Six years on, the results have been lackluster: Neither agency reported buying any conventional Indian homeland mortgages in the past three years.
And, according to the reports Fannie and Freddie filed with the FHFA, the situation doesn’t look to improve markedly in the near term.
This new report in Tribal Business News explores the mortgage agencies’ plans to eventually serve Native America, and how they’re already hedging about the work they plan to do.
Alaska Native people and tribes are pushing back against Calista Corporation, an Alaska Native Regional Corporation in the southwestern part of the state, over the Donlin mine project in the culturally important Kuskokwim River watershed.
Officials at Calista Corporation told Grist for the report that the Donlin mine offers a “generational opportunity” to improve the condition of its shareholders, but many of those shareholders question whether the environmental risk is worth the potential outcome.
Local tribes and Alaska Natives around the town of Bethel feel threatened by the planned gold mine on a tributary of the Kuskokwim River, which they say could jeopardize their way of life if it affects salmon populations and their subsistence lifestyle.
Establishing a modern form of intertribal commerce is at the heart of a new partnership between Mad River Brewery and Gray Snow Management Solutions, an enterprise of the Iowa Tribe of Nebraska.
Under the new deal, the Yurok Tribe-owned brewery plans to source sustainably farmed ingredients from Gray Snow, as well as expand its brewing operations to the Iowa Tribe’s land.
“We’re going back to doing what Natives have done since time immemorial and working with each other,” Mad River Brewery CEO Linda Cooley told Tribal Business News for the story.

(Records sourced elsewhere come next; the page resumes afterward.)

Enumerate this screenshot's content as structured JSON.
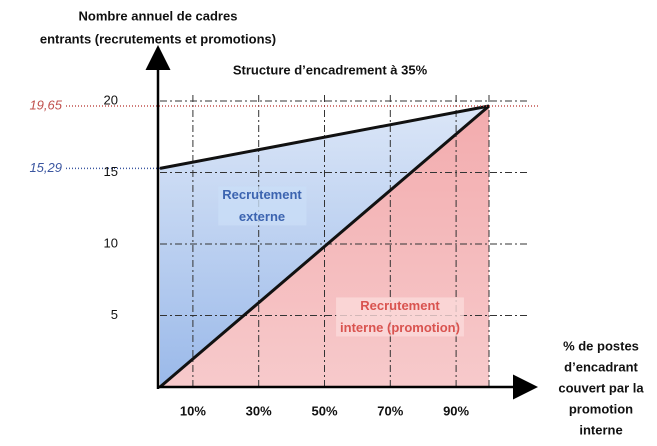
{
  "chart_data": {
    "type": "stacked_area",
    "title": "Structure d’encadrement à 35%",
    "ylabel": [
      "Nombre annuel de cadres",
      "entrants (recrutements et promotions)"
    ],
    "xlabel": [
      "% de postes",
      "d’encadrant",
      "couvert par la",
      "promotion",
      "interne"
    ],
    "x": [
      0,
      100
    ],
    "series": [
      {
        "name": "Recrutement interne (promotion)",
        "color": "#e8676b",
        "values": [
          0,
          19.65
        ]
      },
      {
        "name": "Recrutement externe",
        "color": "#6f9be0",
        "values": [
          15.29,
          0
        ]
      }
    ],
    "xlim": [
      0,
      100
    ],
    "xticks": [
      {
        "value": 10,
        "label": "10%"
      },
      {
        "value": 30,
        "label": "30%"
      },
      {
        "value": 50,
        "label": "50%"
      },
      {
        "value": 70,
        "label": "70%"
      },
      {
        "value": 90,
        "label": "90%"
      }
    ],
    "ylim": [
      0,
      20
    ],
    "yticks": [
      5,
      10,
      15,
      20
    ],
    "grid": true,
    "reference_lines": [
      {
        "value": 19.65,
        "label": "19,65",
        "color": "#c0504d"
      },
      {
        "value": 15.29,
        "label": "15,29",
        "color": "#3b56a0"
      }
    ]
  }
}
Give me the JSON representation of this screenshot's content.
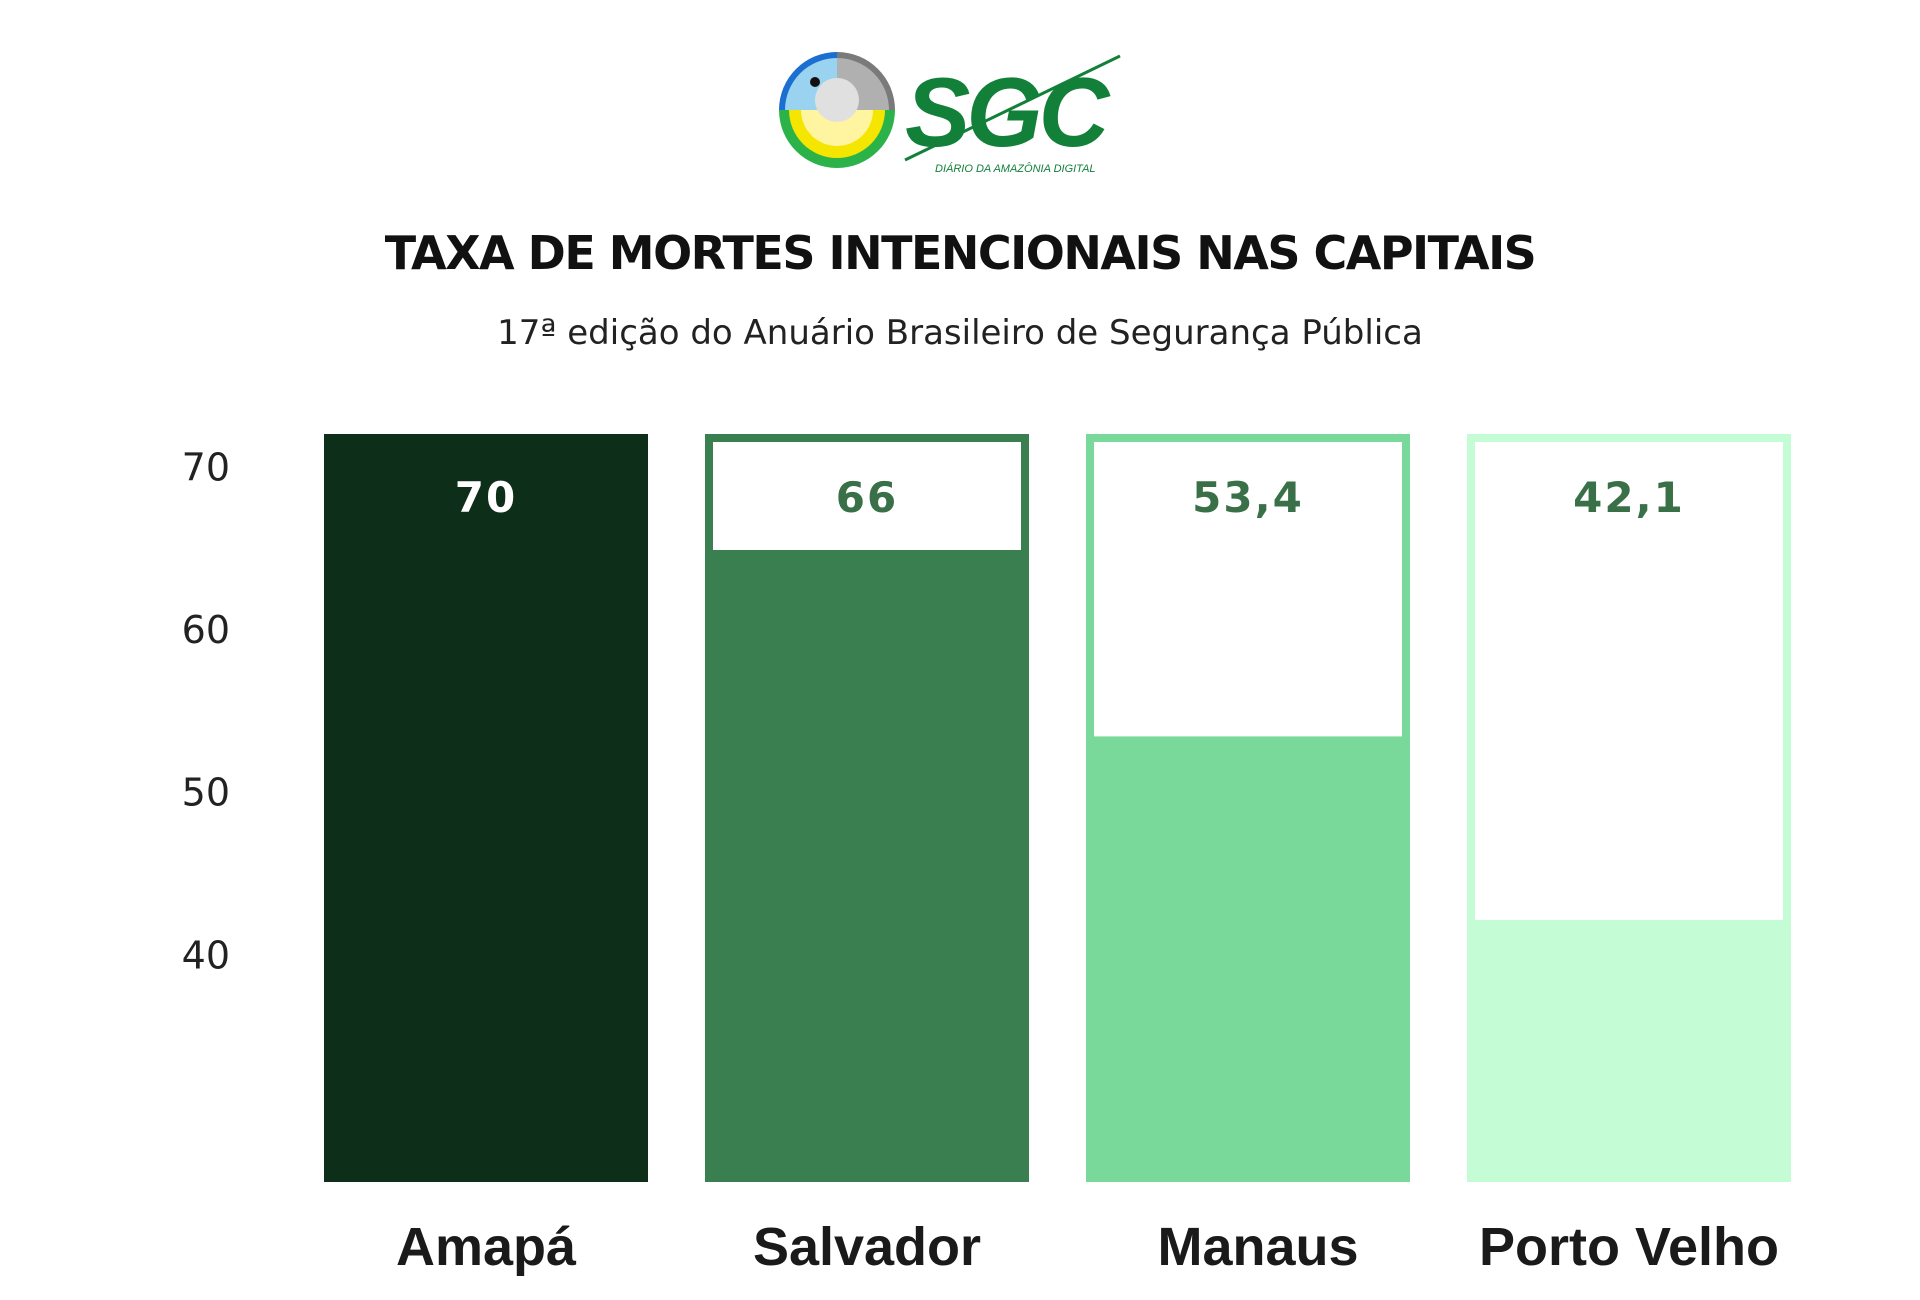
{
  "brand": {
    "name": "SGC",
    "tagline": "DIÁRIO DA AMAZÔNIA DIGITAL",
    "logo_icon": "toucan-circle-icon"
  },
  "chart_data": {
    "type": "bar",
    "title": "TAXA DE MORTES INTENCIONAIS NAS CAPITAIS",
    "subtitle": "17ª edição do Anuário Brasileiro de Segurança Pública",
    "categories": [
      "Amapá",
      "Salvador",
      "Manaus",
      "Porto Velho"
    ],
    "values": [
      70,
      66,
      53.4,
      42.1
    ],
    "value_labels": [
      "70",
      "66",
      "53,4",
      "42,1"
    ],
    "yticks": [
      70,
      60,
      50,
      40
    ],
    "ylim": [
      26,
      72
    ],
    "colors": [
      "#0d2e18",
      "#3a7f50",
      "#79d99b",
      "#c4fcd6"
    ],
    "label_colors": [
      "#ffffff",
      "#3a7048",
      "#3a7048",
      "#3a7048"
    ],
    "grid": false,
    "legend": "none"
  }
}
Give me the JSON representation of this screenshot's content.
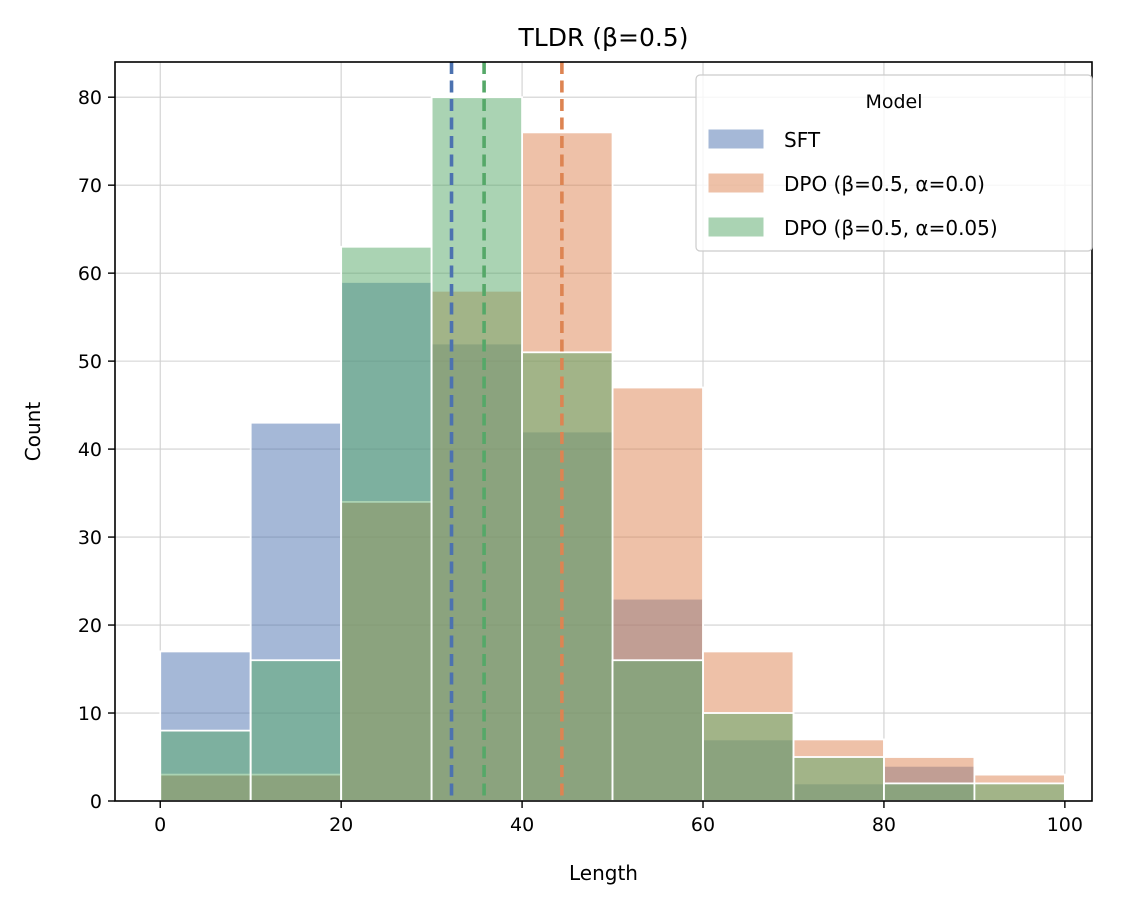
{
  "chart_data": {
    "type": "histogram",
    "title": "TLDR (β=0.5)",
    "xlabel": "Length",
    "ylabel": "Count",
    "xlim": [
      -5,
      103
    ],
    "ylim": [
      0,
      84
    ],
    "xticks": [
      0,
      20,
      40,
      60,
      80,
      100
    ],
    "yticks": [
      0,
      10,
      20,
      30,
      40,
      50,
      60,
      70,
      80
    ],
    "grid": true,
    "bin_edges": [
      0,
      10,
      20,
      30,
      40,
      50,
      60,
      70,
      80,
      90,
      100
    ],
    "legend": {
      "title": "Model",
      "position": "top-right"
    },
    "series": [
      {
        "name": "SFT",
        "color": "#4c72b0",
        "counts": [
          17,
          43,
          59,
          52,
          42,
          23,
          7,
          2,
          4,
          0
        ],
        "mean": 32.2
      },
      {
        "name": "DPO (β=0.5, α=0.0)",
        "color": "#dd8452",
        "counts": [
          3,
          3,
          34,
          58,
          76,
          47,
          17,
          7,
          5,
          3
        ],
        "mean": 44.4
      },
      {
        "name": "DPO (β=0.5, α=0.05)",
        "color": "#55a868",
        "counts": [
          8,
          16,
          63,
          80,
          51,
          16,
          10,
          5,
          2,
          2
        ],
        "mean": 35.8
      }
    ]
  }
}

Shinnecock Nation held a groundbreaking ceremony this month for Little Beach Harvest, its new cannabis dispensary and wellness center that partners believe could become an “economic engine” for the tribe.
While the pandemic and New York State’s legalization efforts forced a few pivots along the way, the tribe feels a sense of positive momentum with the project, according to Chenae Bullock, general manager of Little Beach Harvest.
“We have a really good, well-working team. We’ve been working on this throughout the pandemic to ensure we’re putting realistic goals on all of our achievements,” Bullock told Tribal Business News in an interview for the story. “It’s really amazing to have the partnership we have, and to be here now.”
Tribal Business News Briefs
Lastly, this week’s round-up of business news briefs from around Indian Country includes details of the Saint Regis Mohawk Tribe’s newly appointed Chief Financial Officer, a Cherokee Nation citizen elected to the Los Angeles Board of Water and Power, and the Pamunkey Tribe’s temporary casino plans in Norfolk, Virginia.
In addition, Tribal Business News has details on Native American-owned venture capital firm Relevance Ventures’ latest investment and a new 10-year federal contract for Alaska Native-owned Akima Logistics Services.